Margrite Kalverboer, Provedora das Crianças (Kinderombudsman), um órgão de fiscalização independente dos direitos dos menores de 18 anos, disse que o gabinete “esqueceu as crianças” ao ponderar as suas decisões. O país “violou certamente os direitos das crianças”, disse ela à comissão.
O painel consultivo de especialistas do governo, a Equipa de Gestão de Surtos (OMT), não incluía nenhum psicólogo infantil, apenas médicos especialistas, disse Kalverboer, e as suas advertências escritas ao primeiro-ministro e ao ministro da educação ficaram sem resposta.
Um ombudsman não tinha poder para forçar uma ação, acrescentou ela, e questionou se deveria ter pressionado mais.
O fechamento de escolas atingiu duramente algumas crianças, disse Kalverboer. As escolas secundárias deveriam ter reaberto mais cedo e os estudantes do ensino profissional sofriam de “profunda solidão” ao tentarem seguir os cursos práticos a partir de um ecrã. Ela também apontou crianças deixadas em casa com familiares abusivos durante os confinamentos.
Não feche as escolas novamente
Paul Rosenmöller, que presidiu ao conselho das escolas secundárias (VO-raad) durante a pandemia, disse que ficou “desagradavelmente surpreendido” com a decisão de fechar as escolas em Março de 2020, depois de os conselhos de especialistas terem mudado no espaço de um dia.

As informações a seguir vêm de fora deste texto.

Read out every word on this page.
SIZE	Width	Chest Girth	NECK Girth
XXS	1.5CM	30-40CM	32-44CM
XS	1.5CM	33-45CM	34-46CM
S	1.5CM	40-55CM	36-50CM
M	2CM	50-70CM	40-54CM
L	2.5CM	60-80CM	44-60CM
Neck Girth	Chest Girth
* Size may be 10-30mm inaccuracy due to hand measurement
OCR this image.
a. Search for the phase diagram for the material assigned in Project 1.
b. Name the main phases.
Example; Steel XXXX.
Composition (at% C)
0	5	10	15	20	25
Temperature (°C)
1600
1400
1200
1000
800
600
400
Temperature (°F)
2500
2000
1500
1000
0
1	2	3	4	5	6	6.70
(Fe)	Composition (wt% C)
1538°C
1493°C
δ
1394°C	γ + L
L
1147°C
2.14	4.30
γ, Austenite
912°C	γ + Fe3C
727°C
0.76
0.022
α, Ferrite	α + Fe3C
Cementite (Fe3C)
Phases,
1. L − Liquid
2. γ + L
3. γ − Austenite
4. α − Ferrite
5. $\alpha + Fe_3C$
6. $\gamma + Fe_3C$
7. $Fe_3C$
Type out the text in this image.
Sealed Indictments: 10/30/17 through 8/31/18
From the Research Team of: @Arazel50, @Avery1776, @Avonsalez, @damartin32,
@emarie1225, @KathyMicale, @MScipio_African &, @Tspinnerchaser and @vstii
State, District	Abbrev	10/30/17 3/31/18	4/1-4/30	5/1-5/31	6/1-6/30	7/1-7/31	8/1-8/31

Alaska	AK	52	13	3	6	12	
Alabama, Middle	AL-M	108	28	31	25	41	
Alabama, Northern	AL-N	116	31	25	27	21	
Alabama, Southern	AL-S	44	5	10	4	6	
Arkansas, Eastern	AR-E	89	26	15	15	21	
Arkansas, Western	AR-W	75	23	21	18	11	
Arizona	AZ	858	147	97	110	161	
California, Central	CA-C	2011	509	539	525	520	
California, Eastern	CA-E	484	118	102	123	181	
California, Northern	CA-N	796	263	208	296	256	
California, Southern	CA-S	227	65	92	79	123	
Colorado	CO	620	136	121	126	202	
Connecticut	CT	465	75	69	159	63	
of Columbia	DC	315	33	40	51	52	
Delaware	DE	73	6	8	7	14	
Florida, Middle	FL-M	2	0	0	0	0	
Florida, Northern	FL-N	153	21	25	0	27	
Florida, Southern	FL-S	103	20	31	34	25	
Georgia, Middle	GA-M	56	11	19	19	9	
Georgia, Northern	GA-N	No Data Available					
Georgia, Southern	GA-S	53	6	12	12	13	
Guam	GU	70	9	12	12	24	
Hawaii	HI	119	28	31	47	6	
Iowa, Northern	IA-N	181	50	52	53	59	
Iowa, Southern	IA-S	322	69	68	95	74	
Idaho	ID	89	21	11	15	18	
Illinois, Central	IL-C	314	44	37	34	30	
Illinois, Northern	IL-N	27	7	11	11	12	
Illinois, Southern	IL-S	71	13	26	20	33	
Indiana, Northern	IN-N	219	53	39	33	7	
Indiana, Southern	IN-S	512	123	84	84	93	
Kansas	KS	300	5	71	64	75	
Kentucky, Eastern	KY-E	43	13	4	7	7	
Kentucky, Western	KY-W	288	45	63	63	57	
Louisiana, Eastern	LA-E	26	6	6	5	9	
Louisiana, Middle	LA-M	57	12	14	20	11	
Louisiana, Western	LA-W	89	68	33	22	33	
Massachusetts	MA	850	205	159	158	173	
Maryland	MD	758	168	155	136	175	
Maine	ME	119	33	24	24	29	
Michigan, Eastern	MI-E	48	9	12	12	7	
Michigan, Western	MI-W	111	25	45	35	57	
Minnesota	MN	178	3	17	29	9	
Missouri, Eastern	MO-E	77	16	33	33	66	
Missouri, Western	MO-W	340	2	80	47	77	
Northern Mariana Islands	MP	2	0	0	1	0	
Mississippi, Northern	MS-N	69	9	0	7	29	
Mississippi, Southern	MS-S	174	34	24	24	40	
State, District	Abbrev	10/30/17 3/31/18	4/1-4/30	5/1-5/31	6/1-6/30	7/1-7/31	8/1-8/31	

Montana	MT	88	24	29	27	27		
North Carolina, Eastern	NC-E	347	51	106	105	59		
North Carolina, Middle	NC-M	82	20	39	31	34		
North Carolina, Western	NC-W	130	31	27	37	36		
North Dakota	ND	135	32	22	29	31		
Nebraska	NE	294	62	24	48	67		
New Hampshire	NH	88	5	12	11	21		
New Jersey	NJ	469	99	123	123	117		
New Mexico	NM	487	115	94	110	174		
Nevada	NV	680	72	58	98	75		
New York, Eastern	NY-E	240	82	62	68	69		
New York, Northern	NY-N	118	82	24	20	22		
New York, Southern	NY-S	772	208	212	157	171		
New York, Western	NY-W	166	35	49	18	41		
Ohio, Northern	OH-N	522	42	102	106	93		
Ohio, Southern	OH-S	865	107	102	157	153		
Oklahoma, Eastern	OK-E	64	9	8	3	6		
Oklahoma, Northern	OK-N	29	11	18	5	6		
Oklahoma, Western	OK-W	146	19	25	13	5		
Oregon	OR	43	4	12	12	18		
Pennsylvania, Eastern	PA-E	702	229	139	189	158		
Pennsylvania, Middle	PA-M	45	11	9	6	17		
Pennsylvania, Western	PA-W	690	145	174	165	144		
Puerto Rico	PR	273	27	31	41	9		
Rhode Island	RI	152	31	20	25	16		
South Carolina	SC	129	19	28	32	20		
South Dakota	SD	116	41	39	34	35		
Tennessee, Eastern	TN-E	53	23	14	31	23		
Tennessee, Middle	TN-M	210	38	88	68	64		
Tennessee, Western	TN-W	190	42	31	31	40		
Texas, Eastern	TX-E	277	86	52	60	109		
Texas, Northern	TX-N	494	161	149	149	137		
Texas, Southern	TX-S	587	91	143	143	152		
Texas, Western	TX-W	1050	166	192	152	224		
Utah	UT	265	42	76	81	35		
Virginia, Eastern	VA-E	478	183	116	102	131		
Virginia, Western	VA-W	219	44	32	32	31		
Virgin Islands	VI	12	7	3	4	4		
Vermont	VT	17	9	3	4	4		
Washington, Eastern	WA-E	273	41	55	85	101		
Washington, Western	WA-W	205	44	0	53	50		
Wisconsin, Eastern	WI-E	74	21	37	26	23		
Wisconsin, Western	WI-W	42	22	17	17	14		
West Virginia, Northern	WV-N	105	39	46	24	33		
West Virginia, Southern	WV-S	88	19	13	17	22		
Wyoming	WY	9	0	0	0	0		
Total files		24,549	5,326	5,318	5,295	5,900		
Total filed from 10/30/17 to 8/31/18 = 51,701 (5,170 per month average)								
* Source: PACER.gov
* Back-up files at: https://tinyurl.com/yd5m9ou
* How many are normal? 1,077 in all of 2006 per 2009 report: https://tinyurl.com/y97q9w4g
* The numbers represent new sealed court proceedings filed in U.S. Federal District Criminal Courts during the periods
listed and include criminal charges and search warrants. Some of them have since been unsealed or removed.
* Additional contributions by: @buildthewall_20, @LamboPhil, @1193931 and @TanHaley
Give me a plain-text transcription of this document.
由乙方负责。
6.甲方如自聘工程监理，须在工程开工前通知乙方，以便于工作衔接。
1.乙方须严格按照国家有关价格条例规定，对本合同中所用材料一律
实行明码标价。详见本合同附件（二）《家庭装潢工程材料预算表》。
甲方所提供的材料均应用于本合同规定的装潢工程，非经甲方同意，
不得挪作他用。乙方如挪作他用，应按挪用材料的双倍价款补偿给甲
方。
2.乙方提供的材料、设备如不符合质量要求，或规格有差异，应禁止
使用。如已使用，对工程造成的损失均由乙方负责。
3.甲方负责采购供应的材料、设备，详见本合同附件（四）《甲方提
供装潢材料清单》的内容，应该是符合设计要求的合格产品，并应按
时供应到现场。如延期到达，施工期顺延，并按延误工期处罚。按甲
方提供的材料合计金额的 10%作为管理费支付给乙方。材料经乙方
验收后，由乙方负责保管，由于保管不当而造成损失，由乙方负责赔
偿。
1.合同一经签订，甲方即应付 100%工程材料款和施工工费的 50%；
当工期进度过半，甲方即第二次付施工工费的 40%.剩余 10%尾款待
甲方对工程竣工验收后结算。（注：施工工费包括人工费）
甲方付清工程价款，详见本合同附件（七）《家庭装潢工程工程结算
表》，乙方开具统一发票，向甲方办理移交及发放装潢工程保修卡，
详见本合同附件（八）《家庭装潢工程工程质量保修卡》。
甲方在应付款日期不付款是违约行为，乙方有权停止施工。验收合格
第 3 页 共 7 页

O gabinete agiu “muito levianamente”, disse ele, e os encerramentos aumentaram a desigualdade de oportunidades – alguns alunos estudavam “três por mesa de cozinha”, enquanto outros não tinham nenhum portátil.
A educação não tinha sido uma prioridade e o conselho da OMT era demasiado “restrito”, disse Rosenmöller. As decisões foram dominadas pelo Ministério da Saúde, acrescentou.
A sua mensagem ao painel foi contundente: não fechem novamente as escolas e façam disso uma conclusão do relatório final. Slob deve testemunhar na sexta-feira, quando termina a semana de inquérito sobre educação.